Funding by Building
As a constituent who cares deeply about quality public education in New York State, I urge you to oppose the provisions in this year's executive budget proposal that would require school districts to pit children in different schools against each other or risk losing their Foundation Aid increase.
This proposal, which is based on school reporting language that was enacted two years ago, does not address the real issue that many school districts are facing — a lack of adequate funding. On average, only 37 percent of a school district's budget comes from the state. The fiscal issues that many districts are facing are largely due to the property tax cap and the state not fully funding Foundation Aid.

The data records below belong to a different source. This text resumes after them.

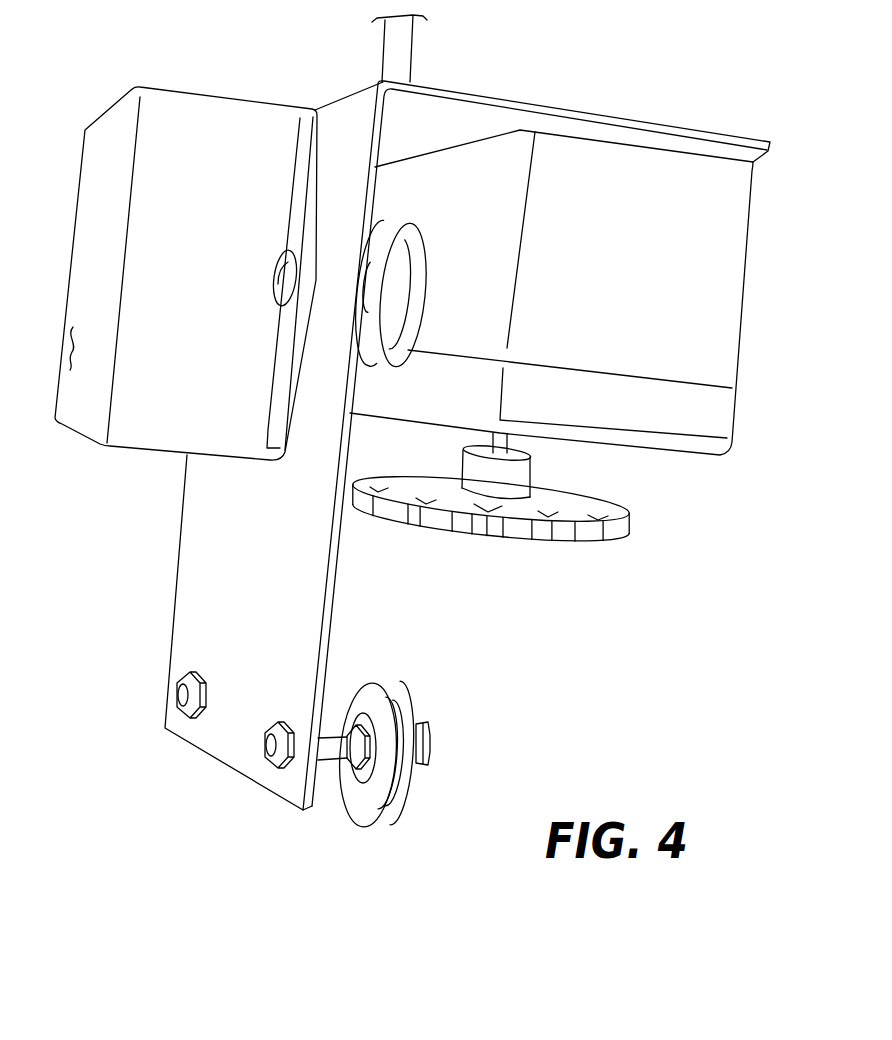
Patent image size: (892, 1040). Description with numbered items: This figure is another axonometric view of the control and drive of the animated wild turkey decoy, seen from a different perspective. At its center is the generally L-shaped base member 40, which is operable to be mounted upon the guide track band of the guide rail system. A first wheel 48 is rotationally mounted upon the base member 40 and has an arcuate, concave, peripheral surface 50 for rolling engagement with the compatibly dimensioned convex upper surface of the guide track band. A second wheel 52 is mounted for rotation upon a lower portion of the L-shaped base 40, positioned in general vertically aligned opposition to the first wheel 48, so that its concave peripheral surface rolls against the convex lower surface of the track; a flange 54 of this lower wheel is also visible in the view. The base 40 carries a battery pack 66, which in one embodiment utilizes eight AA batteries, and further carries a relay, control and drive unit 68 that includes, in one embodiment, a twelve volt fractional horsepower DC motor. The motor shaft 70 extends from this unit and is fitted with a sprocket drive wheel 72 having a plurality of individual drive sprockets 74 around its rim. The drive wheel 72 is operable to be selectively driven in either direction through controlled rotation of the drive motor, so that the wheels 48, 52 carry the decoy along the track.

The base member 40 is at (571, 110).
The first wheel 48 is at (424, 242).
The concave peripheral surface 50 is at (386, 369).
The second wheel 52 is at (408, 693).
The lower pulley flange 54 is at (380, 816).
The battery pack 66 is at (220, 97).
The relay, control and drive unit 68 is at (742, 315).
The motor shaft 70 is at (512, 447).
The sprocket drive wheel 72 is at (491, 538).
The drive sprockets 74 is at (492, 536).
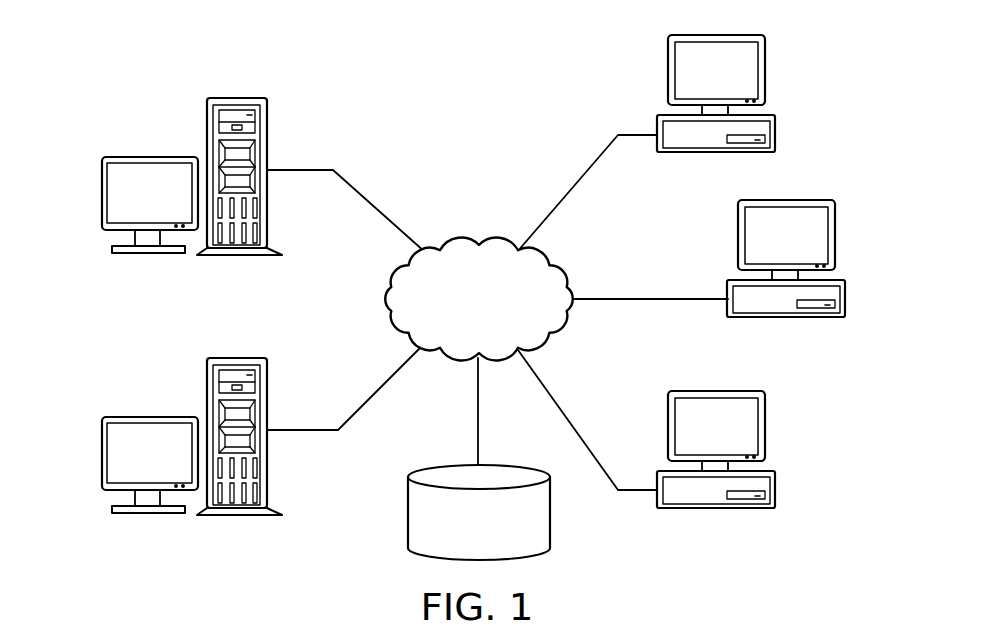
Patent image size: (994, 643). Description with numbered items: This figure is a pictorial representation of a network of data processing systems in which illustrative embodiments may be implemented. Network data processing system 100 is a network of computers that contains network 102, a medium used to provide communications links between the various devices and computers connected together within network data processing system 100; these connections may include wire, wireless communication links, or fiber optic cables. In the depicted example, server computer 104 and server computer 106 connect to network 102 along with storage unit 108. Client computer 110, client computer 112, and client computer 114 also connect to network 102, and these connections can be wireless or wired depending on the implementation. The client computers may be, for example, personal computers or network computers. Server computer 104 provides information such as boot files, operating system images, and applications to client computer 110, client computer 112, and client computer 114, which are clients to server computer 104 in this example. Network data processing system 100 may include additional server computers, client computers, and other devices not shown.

The network data processing system 100 is at (347, 80).
The network 102 is at (450, 247).
The server computer 104 is at (102, 195).
The server computer 106 is at (102, 453).
The storage unit 108 is at (408, 512).
The client computer 110 is at (776, 125).
The client computer 112 is at (848, 311).
The client computer 114 is at (777, 499).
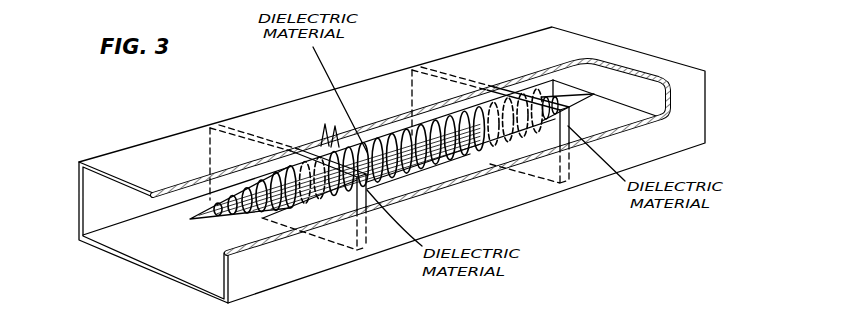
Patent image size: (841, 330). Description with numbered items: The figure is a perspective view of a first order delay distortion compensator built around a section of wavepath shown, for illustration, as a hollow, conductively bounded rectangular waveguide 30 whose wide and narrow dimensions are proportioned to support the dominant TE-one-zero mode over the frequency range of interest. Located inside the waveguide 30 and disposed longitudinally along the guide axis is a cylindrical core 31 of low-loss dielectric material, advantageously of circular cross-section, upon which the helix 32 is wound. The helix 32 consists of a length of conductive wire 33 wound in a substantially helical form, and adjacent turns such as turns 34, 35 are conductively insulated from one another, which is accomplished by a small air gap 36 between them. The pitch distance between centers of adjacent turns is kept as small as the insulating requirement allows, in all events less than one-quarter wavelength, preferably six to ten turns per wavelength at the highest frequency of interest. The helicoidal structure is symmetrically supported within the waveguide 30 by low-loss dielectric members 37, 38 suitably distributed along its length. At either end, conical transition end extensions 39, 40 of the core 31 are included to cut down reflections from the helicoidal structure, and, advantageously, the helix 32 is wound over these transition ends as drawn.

The rectangular waveguide 30 is at (280, 274).
The cylindrical core 31 is at (398, 134).
The helix 32 is at (378, 137).
The conductive wire 33 is at (338, 138).
The turn of the helix 34 is at (390, 190).
The turn of the helix 35 is at (455, 170).
The air gap 36 is at (438, 188).
The dielectric member 37 is at (366, 203).
The dielectric member 38 is at (565, 130).
The conical transition end extension 39 is at (212, 223).
The conical transition end extension 40 is at (578, 95).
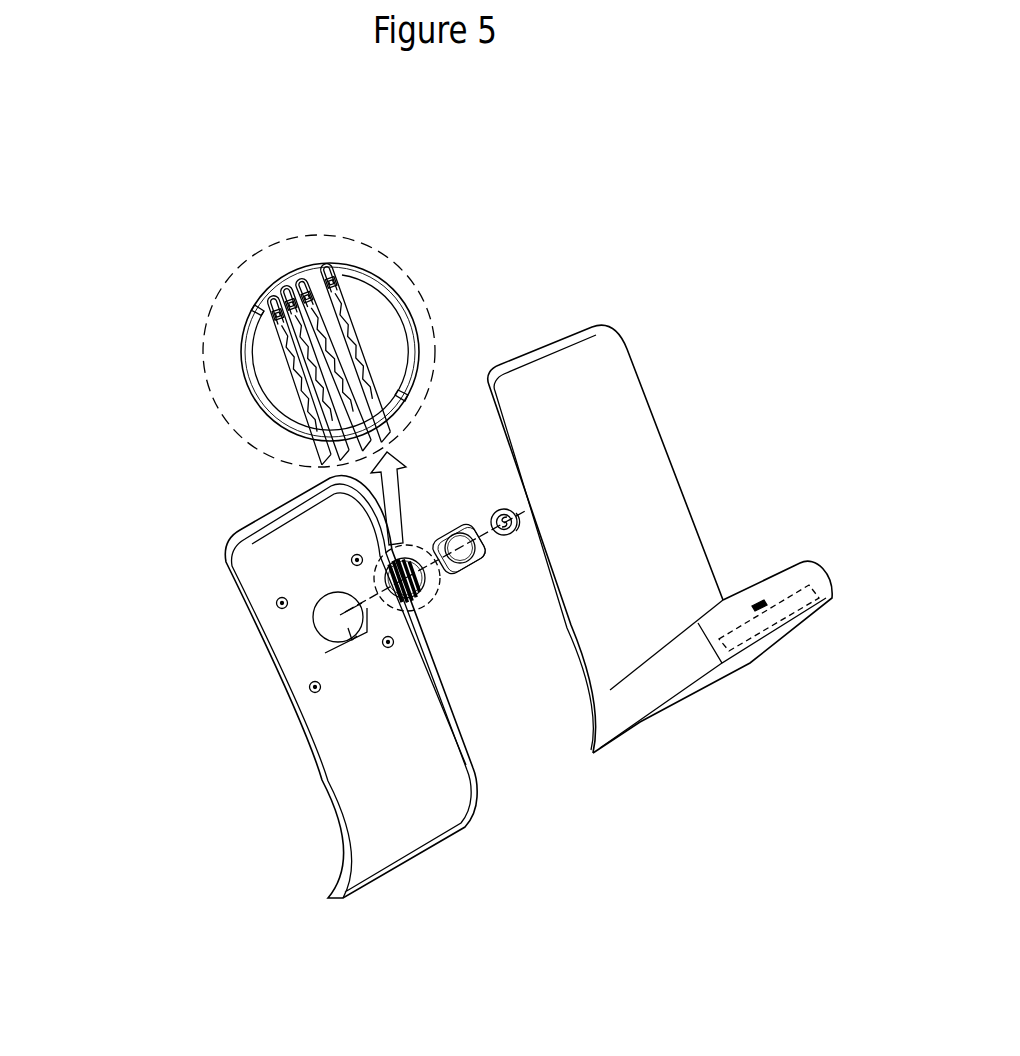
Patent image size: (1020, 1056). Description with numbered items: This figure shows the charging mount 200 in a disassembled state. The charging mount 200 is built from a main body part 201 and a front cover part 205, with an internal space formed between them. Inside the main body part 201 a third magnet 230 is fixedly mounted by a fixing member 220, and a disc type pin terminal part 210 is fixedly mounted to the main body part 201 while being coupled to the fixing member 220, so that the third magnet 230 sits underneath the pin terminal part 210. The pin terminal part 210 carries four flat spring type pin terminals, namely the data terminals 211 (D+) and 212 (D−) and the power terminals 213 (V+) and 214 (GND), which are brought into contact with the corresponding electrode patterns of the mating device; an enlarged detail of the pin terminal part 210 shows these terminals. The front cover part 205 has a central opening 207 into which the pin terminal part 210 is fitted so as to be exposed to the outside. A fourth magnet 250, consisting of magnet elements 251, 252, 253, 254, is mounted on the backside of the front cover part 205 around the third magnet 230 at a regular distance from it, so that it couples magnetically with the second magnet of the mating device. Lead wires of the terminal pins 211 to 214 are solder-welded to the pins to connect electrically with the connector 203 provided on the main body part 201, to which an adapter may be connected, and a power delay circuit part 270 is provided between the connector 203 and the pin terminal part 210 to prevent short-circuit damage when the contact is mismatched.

The charging mount 200 is at (132, 528).
The main body part 201 is at (652, 483).
The connector 203 is at (762, 609).
The front cover part 205 is at (366, 786).
The central opening 207 is at (350, 634).
The pin terminal part 210 is at (304, 282).
The pin terminal (D+) 211 is at (296, 282).
The pin terminal (D−) 212 is at (318, 275).
The pin terminal (V+) 213 is at (262, 292).
The pin terminal (GND) 214 is at (346, 278).
The fixing member 220 is at (460, 524).
The third magnet 230 is at (507, 535).
The fourth magnet 250 is at (156, 770).
The magnet 251 is at (352, 565).
The magnet 252 is at (278, 607).
The magnet 253 is at (311, 692).
The magnet 254 is at (384, 647).
The power delay circuit part 270 is at (810, 610).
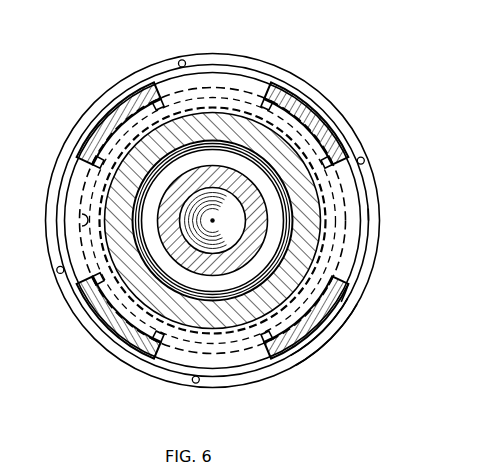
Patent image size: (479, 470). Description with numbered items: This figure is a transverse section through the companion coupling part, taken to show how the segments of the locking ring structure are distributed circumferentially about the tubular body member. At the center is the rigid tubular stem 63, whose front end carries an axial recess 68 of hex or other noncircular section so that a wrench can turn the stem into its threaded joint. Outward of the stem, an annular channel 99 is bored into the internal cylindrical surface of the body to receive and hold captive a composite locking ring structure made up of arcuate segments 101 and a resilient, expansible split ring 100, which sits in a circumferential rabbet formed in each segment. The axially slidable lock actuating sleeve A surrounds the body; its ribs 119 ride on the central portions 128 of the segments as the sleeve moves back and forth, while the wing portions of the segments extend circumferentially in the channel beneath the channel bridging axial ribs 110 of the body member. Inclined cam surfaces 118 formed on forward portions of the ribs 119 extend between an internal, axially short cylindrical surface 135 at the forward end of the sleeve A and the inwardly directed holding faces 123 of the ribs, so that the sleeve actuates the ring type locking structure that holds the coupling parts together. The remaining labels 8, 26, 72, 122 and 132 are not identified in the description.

The clutch assembly 8 is at (362, 236).
The bearing 26 is at (282, 242).
The tubular stem 63 is at (243, 197).
The axial recess 68 is at (222, 243).
The drum 72 is at (202, 157).
The annular channel 99 is at (323, 334).
The resilient split ring 100 is at (82, 193).
The arcuate segments 101 is at (250, 90).
The axial ribs 110 is at (320, 108).
The inclined cam surfaces 118 is at (338, 279).
The actuator sleeve ribs 119 is at (337, 294).
The friction pad 122 is at (265, 95).
The holding faces 123 is at (85, 247).
The central portions 128 is at (229, 73).
The spring 132 is at (80, 220).
The internal cylindrical surface 135 is at (182, 66).
The lock actuating sleeve A is at (320, 364).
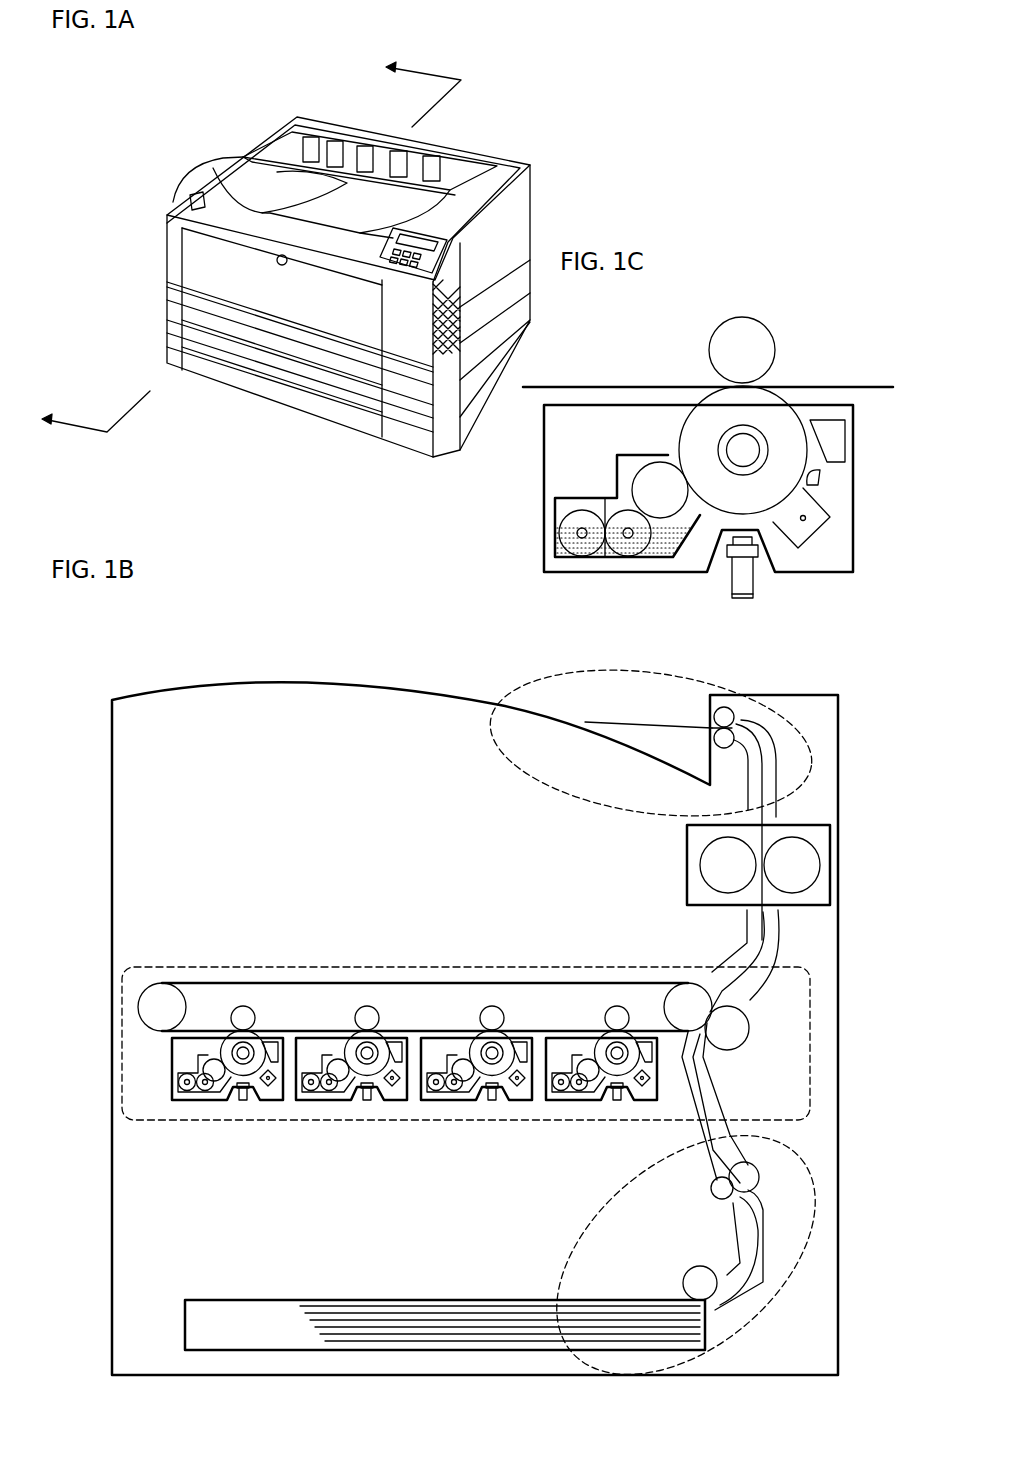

This proposal is not in the best interests of our children and diminishes a community's control over their schools. Decisions affecting my local schools should stay local. Therefore, I ask you to advocate for the removal of provisions from the executive budget proposal that would reallocate Foundation Aid increases based on irrelevant data.
School spending varies from building to building for a variety of reasons including the special education program in each school, the size of the school, other programs and services and staff seniority. School districts do not allocate a dollar amount to each building; rather they allocate resources in an attempt to meet the needs of children in that school. Sadly, the state is still underfunding schools by nearly $3.4 billion through their failure to fully fund Foundation Aid. Most of those funds are owed to high-need school districts. The state should focus its efforts on properly funding our schools rather than trying to divide high-need communities.
Thank you for your consideration of this important matter. I respectfully ask that you raise this issue in conference and with your leadership. I would greatly appreciate a reply to my letter.